Here’s a picture of Clarkson as she’s been looking recently, without photo manipulation. Note how her clothing choices reflect comfort in her body.
Danziger explains their decision:
Did we alter her appearance? Only to make her look her personal best. Did we publish an act of fiction? No. Not unless you think all photos are that. But in the sense that Kelly is the picture of confidence, and she truly is, then I think this photo is the truest we have ever put out there on the newsstand. I love her spirit and her music and her personality that comes through in our interview in SELF. She is happy in her own skin, and she is confident in her music, her writing, her singing, her performing. That is what we all relate to. Whether she is up or down in pounds is irrelevant (and to set the record straight, she works out and does boot-camp-style training, so she is as fit as anyone else we have featured in SELF). Kelly says she doesn’t care what people think of her weight. So we say: That is the role model for the rest of us.
This is absolutely classic. Clarkson is confident and doesn’t care what people think. We just wanted to make her look her best. So we trimmed off some pounds Clarkson is fine with showing. By doing that, we once again perpetuated a lie about how women really look. This adds to the burden that every woman who looks at this cover carries.
“No matter how much I diet, I never look like the women in the magazines.”
“My boyfriend says I’m too fat. We were in the supermarket the other day, and he was pointing out women on magazine covers whose hips and waist are slimmer than mine.”
“I give up; I’ll just stop eating and maybe then I’ll look like Kelly Clarkson.”
But Danziger isn’t done. She waxes elegant about some casual shots of Clarkson with her sister (but doesn’t reproduce them in her blog). She says:
Frankly, those are my favorite pictures, the ones that are snappy happy. My husband has given me an appreciation for the beauty of a snapshot. But that isn’t a cover. A cover’s job is to sell the magazine, and we do that, every month, thanks to our readers. So thank you.
Your job: Think about your photographs and what you want them to convey. And go ahead and be confident in every shot, in every moment. Because the truest beauty is the kind that comes from within.
By the way, she also tries to claim that photoshopping off that weight is no different than make-up, or hairstyling. Here’s what’s different: if you’re there on the shoot, you would see the make-up and hairstyle as they were finished, but you’d also see Clarkson’s actual body.

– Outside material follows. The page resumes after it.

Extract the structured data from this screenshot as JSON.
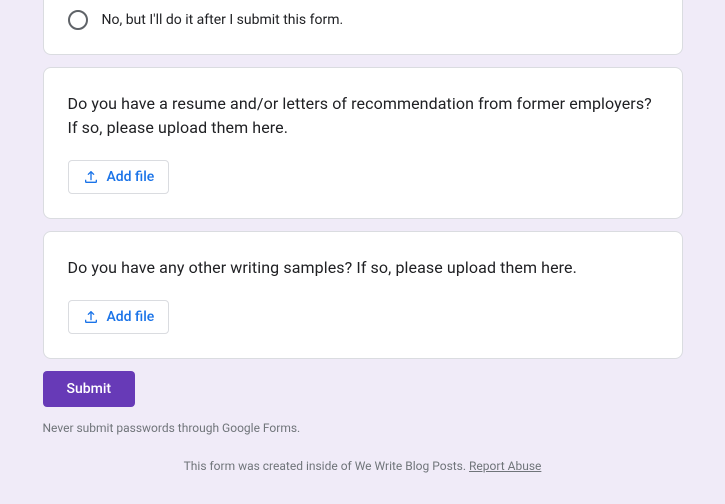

We agree with Margaret at Jezebel:
Danziger is is right: Kelly Clarkson is a “great role model for women of all sizes.” When the press goes after celebrities for gaining weight many apologize to the public, like Oprah Winfrey or Kirstie Alley, or frantically exercise and appear on the cover of Us flaunting their slimmed down selves like Jennifer Love Hewitt. So far Clarkson has only declared that she’s OK with her body and backed her statements up by performing in clothing that exposes her figure, rather than hiding under billowy outfits.

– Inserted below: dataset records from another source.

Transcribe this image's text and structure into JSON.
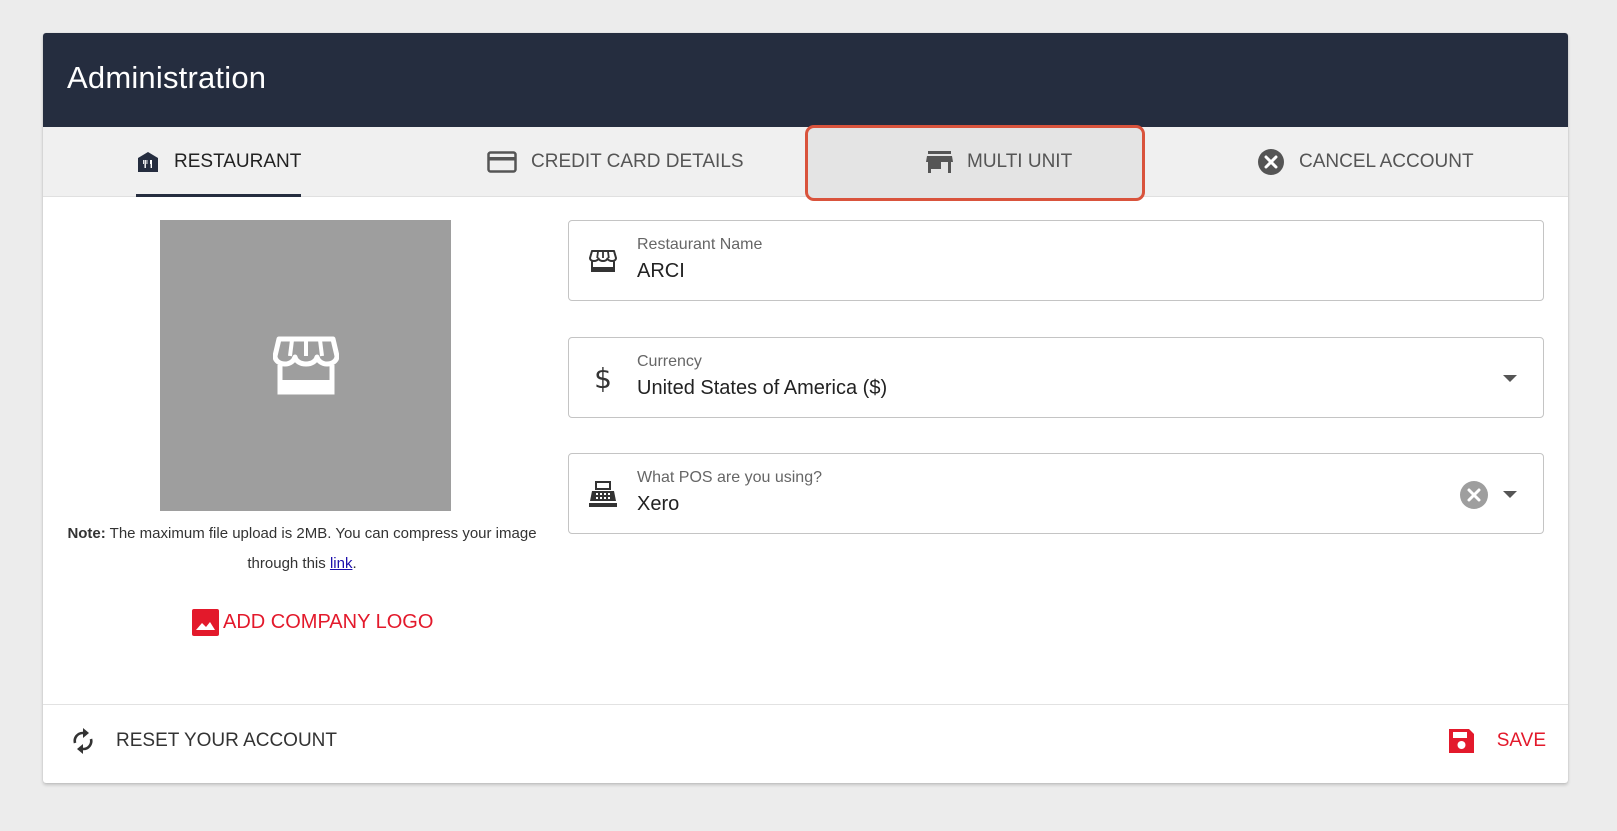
{
  "header": {
    "title": "Administration"
  },
  "tabs": [
    {
      "label": "RESTAURANT",
      "icon": "restaurant-icon",
      "active": true
    },
    {
      "label": "CREDIT CARD DETAILS",
      "icon": "credit-card-icon",
      "active": false
    },
    {
      "label": "MULTI UNIT",
      "icon": "store-icon",
      "active": false
    },
    {
      "label": "CANCEL ACCOUNT",
      "icon": "cancel-circle-icon",
      "active": false
    }
  ],
  "logo": {
    "placeholder_icon": "storefront-icon",
    "note_bold": "Note:",
    "note_text": "The maximum file upload is 2MB. You can compress your image through this",
    "note_link": "link",
    "note_end": ".",
    "add_label": "ADD COMPANY LOGO"
  },
  "fields": {
    "restaurant_name": {
      "label": "Restaurant Name",
      "value": "ARCI",
      "icon": "storefront-icon"
    },
    "currency": {
      "label": "Currency",
      "value": "United States of America ($)",
      "icon": "dollar-icon"
    },
    "pos": {
      "label": "What POS are you using?",
      "value": "Xero",
      "icon": "cash-register-icon"
    }
  },
  "footer": {
    "reset_label": "RESET YOUR ACCOUNT",
    "save_label": "SAVE"
  },
  "colors": {
    "header_bg": "#252d3f",
    "accent_red": "#e3192b",
    "highlight_border": "#d9533c"
  }
}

So here’s our advice to Susan Danziger and Self:
“A cover’s job is to sell the magazine, which can be done without lying to your readers.”
“Your job: Think about your photographs and what you want them to convey. And go ahead and believe Kelly Clarkson when she says she’s not tweaked about her weight. Because the truest beauty is the kind that you’re not ashamed to show on your magazine cover.”